IN a news conference after his second State of the Nation Address on June 24, President Duterte unleashed another tirade against the Commission on Human Rights (CHR): “Iyong CHR…you are better abolished. I will not allow my men to go there to be investigated.”
According to Duterte, if the CHR wants to investigate members of the police and the military, the body should course its requests through the Office of the President.
“The Armed Forces is under me and the police are under me. Kaya kapag kinwestiyon mo sila for investigation, dumaan muna sa akin,” he explained.
We concur with the view of the CHR that Duterte seems to have a wrong understanding of the body’s mandate under the Constitution.
The 1987 Constitution says the task of the CHR as an independent office shall be to “investigate, on its own or on complaint by any party, all forms of human-rights violations involving civil and political rights.”
The Bill of Rights under the 1987 Constitution provides: “No person shall be deprived of life, liberty or property without due process of law, nor shall any person be denied the equal protection of the law.” And among the rights that should be protected by the State is “the [inviolable] right of the people to be secure in their persons, houses, papers and effects against unreasonable searches and seizure, of whatever nature and for any purpose.”
In short, the CHR’s mandate is to ensure that the government and agencies under it are held liable for violations of human rights.
Duterte said he wants the CHR to investigate the New People’s Army’s (NPA) ambush on the Presidential Security Group in Cotabato last month.
But cases such as this are beyond the mandate of the CHR, since the NPA, as a rebel organization, operates outside the ambit of the law. The proper organization to investigate cases of attacks by rebels and criminals is the Philippine National Police.
By himself, Duterte cannot abolish the CHR. The Constitution needs to be revised if he wants the CHR to be abolished. If the CHR is abolished by the people themselves in a referendum-plebiscite called to determine whether they approve of a new Constitution, that would be a big tragedy as that would open the floodgates to human-rights violations by the agencies that should be the first to respect human rights: the police and the Armed Forces.
Bigger population spells trouble
Have you noticed that more and more, Metro Manila is getting overcrowded, with too many people bringing decades-old mass-transit systems to near-breaking point and exacerbating urban blight by living in slum communities where they have to cope with inadequate social services?
That’s because the Philippines now ranks 13th among countries with the biggest population in the world, a notch above our previous 12th spot.
As of July 1 this year, according to the Population Commission (Popcom), the Philippines has an estimated 104.3 million population. In 2014 the UN ranked the Philippines as the 12th-most populated country with 100 million people.
That means in two-and-a-half years, our population increased by 4.3 million, or an annual population growth rate of 1.5 percent. That’s partly the result of too many families, especially from the economically disadvantaged sectors, lacking access to reproductive-health services because of a temporary restraining order (TRO) by the Supreme Court.
We asked the executive director of the Popcom, Dr. Juan Antonio Perez III, to be one of our guests at our weekly Saturday Forum at Annabel’s last Saturday to brief us on this issue.

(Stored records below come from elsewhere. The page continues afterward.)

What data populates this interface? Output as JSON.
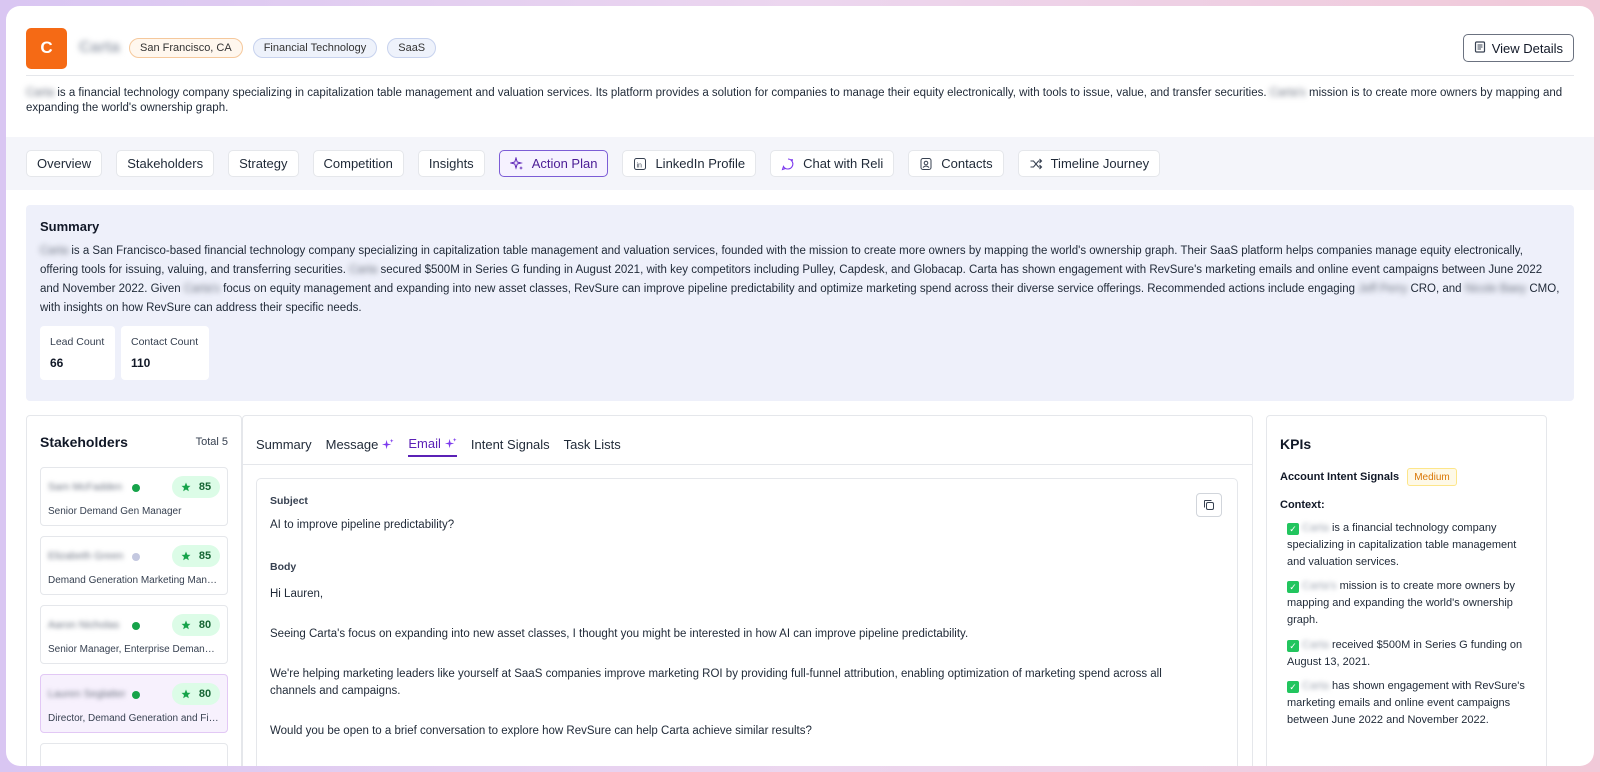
{
  "company": {
    "logo_letter": "C",
    "name": "Carta",
    "tags": [
      "San Francisco, CA",
      "Financial Technology",
      "SaaS"
    ],
    "view_details": "View Details",
    "description_name": "Carta",
    "description_a": "is a financial technology company specializing in capitalization table management and valuation services. Its platform provides a solution for companies to manage their equity electronically, with tools to issue, value, and transfer securities.",
    "description_name2": "Carta's",
    "description_b": "mission is to create more owners by mapping and expanding the world's ownership graph."
  },
  "tabs": [
    {
      "label": "Overview",
      "icon": ""
    },
    {
      "label": "Stakeholders",
      "icon": ""
    },
    {
      "label": "Strategy",
      "icon": ""
    },
    {
      "label": "Competition",
      "icon": ""
    },
    {
      "label": "Insights",
      "icon": ""
    },
    {
      "label": "Action Plan",
      "icon": "sparkle-icon"
    },
    {
      "label": "LinkedIn Profile",
      "icon": "linkedin-icon"
    },
    {
      "label": "Chat with Reli",
      "icon": "chat-icon"
    },
    {
      "label": "Contacts",
      "icon": "contacts-icon"
    },
    {
      "label": "Timeline Journey",
      "icon": "shuffle-icon"
    }
  ],
  "summary": {
    "title": "Summary",
    "p1_name": "Carta",
    "p1": "is a San Francisco-based financial technology company specializing in capitalization table management and valuation services, founded with the mission to create more owners by mapping the world's ownership graph. Their SaaS platform helps companies manage equity electronically, offering tools for issuing, valuing, and transferring securities.",
    "p2_name": "Carta",
    "p2": "secured $500M in Series G funding in August 2021, with key competitors including Pulley, Capdesk, and Globacap. Carta has shown engagement with RevSure's marketing emails and online event campaigns between June 2022 and November 2022. Given",
    "p3_name": "Carta's",
    "p3": "focus on equity management and expanding into new asset classes, RevSure can improve pipeline predictability and optimize marketing spend across their diverse service offerings. Recommended actions include engaging",
    "p4_name": "Jeff Perry",
    "p4": "CRO, and",
    "p5_name": "Nicole Baey",
    "p5": "CMO, with insights on how RevSure can address their specific needs.",
    "lead_label": "Lead Count",
    "lead_value": "66",
    "contact_label": "Contact Count",
    "contact_value": "110"
  },
  "stakeholders": {
    "title": "Stakeholders",
    "total": "Total 5",
    "items": [
      {
        "name": "Sam McFadden",
        "role": "Senior Demand Gen Manager",
        "score": "85",
        "dot": "#16a34a"
      },
      {
        "name": "Elizabeth Green",
        "role": "Demand Generation Marketing Manager",
        "score": "85",
        "dot": "#c4c8e0"
      },
      {
        "name": "Aaron Nicholas",
        "role": "Senior Manager, Enterprise Demand Generation",
        "score": "80",
        "dot": "#16a34a"
      },
      {
        "name": "Lauren Seglatter",
        "role": "Director, Demand Generation and Field Marketing",
        "score": "80",
        "dot": "#16a34a"
      }
    ]
  },
  "action": {
    "subtabs": [
      {
        "label": "Summary",
        "sparkle": false
      },
      {
        "label": "Message",
        "sparkle": true
      },
      {
        "label": "Email",
        "sparkle": true
      },
      {
        "label": "Intent Signals",
        "sparkle": false
      },
      {
        "label": "Task Lists",
        "sparkle": false
      }
    ],
    "subject_label": "Subject",
    "subject": "AI to improve pipeline predictability?",
    "body_label": "Body",
    "greeting": "Hi Lauren,",
    "para1": "Seeing Carta's focus on expanding into new asset classes, I thought you might be interested in how AI can improve pipeline predictability.",
    "para2": "We're helping marketing leaders like yourself at SaaS companies improve marketing ROI by providing full-funnel attribution, enabling optimization of marketing spend across all channels and campaigns.",
    "para3": "Would you be open to a brief conversation to explore how RevSure can help Carta achieve similar results?"
  },
  "kpis": {
    "title": "KPIs",
    "intent_label": "Account Intent Signals",
    "intent_badge": "Medium",
    "context_label": "Context:",
    "items": [
      {
        "name": "Carta",
        "text": "is a financial technology company specializing in capitalization table management and valuation services."
      },
      {
        "name": "Carta's",
        "text": "mission is to create more owners by mapping and expanding the world's ownership graph."
      },
      {
        "name": "Carta",
        "text": "received $500M in Series G funding on August 13, 2021."
      },
      {
        "name": "Carta",
        "text": "has shown engagement with RevSure's marketing emails and online event campaigns between June 2022 and November 2022."
      }
    ]
  },
  "colors": {
    "accent": "#5b21b6",
    "logo": "#f56a15",
    "score_bg": "#dcfce7",
    "status_green": "#16a34a"
  }
}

At the outset, Perez disputed the pronouncement of Chief Justice Maria Lourdes A. Sereno that the June 2015 TRO on contraceptives covers only subdermal implants.

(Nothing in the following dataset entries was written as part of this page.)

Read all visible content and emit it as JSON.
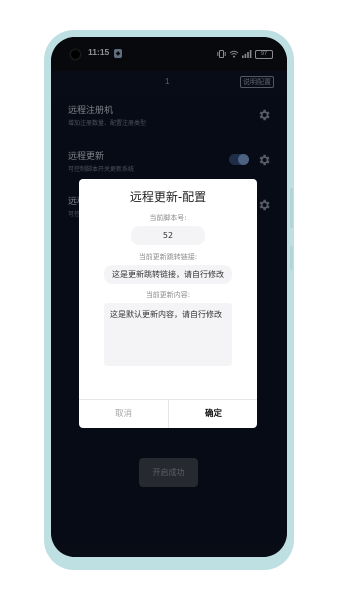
{
  "status_bar": {
    "time": "11:15",
    "notification_icon": "app-notification-icon",
    "icons": [
      "vibrate-icon",
      "wifi-icon",
      "signal-icon"
    ],
    "battery": "97"
  },
  "top_bar": {
    "number": "1",
    "button_label": "说明配置"
  },
  "list": {
    "items": [
      {
        "title": "远程注册机",
        "subtitle": "增加注册数量、配置注册类型"
      },
      {
        "title": "远程更新",
        "subtitle": "可控制脚本开关更新系统"
      },
      {
        "title": "远程",
        "subtitle": "可控"
      }
    ]
  },
  "dialog": {
    "title": "远程更新-配置",
    "version_label": "当前脚本号:",
    "version_value": "52",
    "link_label": "当前更新跳转链接:",
    "link_value": "这是更新跳转链接，请自行修改",
    "content_label": "当前更新内容:",
    "content_value": "这是默认更新内容，请自行修改",
    "cancel_label": "取消",
    "ok_label": "确定"
  },
  "success_button": "开启成功",
  "colors": {
    "screen_bg": "#0b1324",
    "toggle_on": "#7fa3d6",
    "dialog_bg": "#ffffff",
    "frame": "#bfe0e2"
  }
}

He said Sereno was referring only to the second part of the TRO, which restrained the government from using contraceptive implants Implanon and Implanon NXT.
Perez explained that the first part of the TRO “specifically ordered the Food and Drug Administration [FDA] to refrain from ‘granting any and all pending applications for registration and/or recertification for contraceptive drugs and devices.’”
“[The] TRO affects not only implants but also pills, [which] also infringes on 700,000 women’s right to choose,” he added.
Perez pointed out the “urgency of the situation and stressed that there is a burgeoning public-health emergency if the TRO will not be lifted.”
“Because of the TRO, the FDA could not recertify 30 out of 47 contraceptives with expired registrations, and as long as the TRO persists, more and more contraceptives will lose their certificates of product registration,” Perez said.
“The TRO, thus, affects almost 200,000 implant users and 500,000 POP users. The TRO, therefore, affects not only contraceptive implants, but also the POPs which are now out of stock in the Department of Health warehouses.”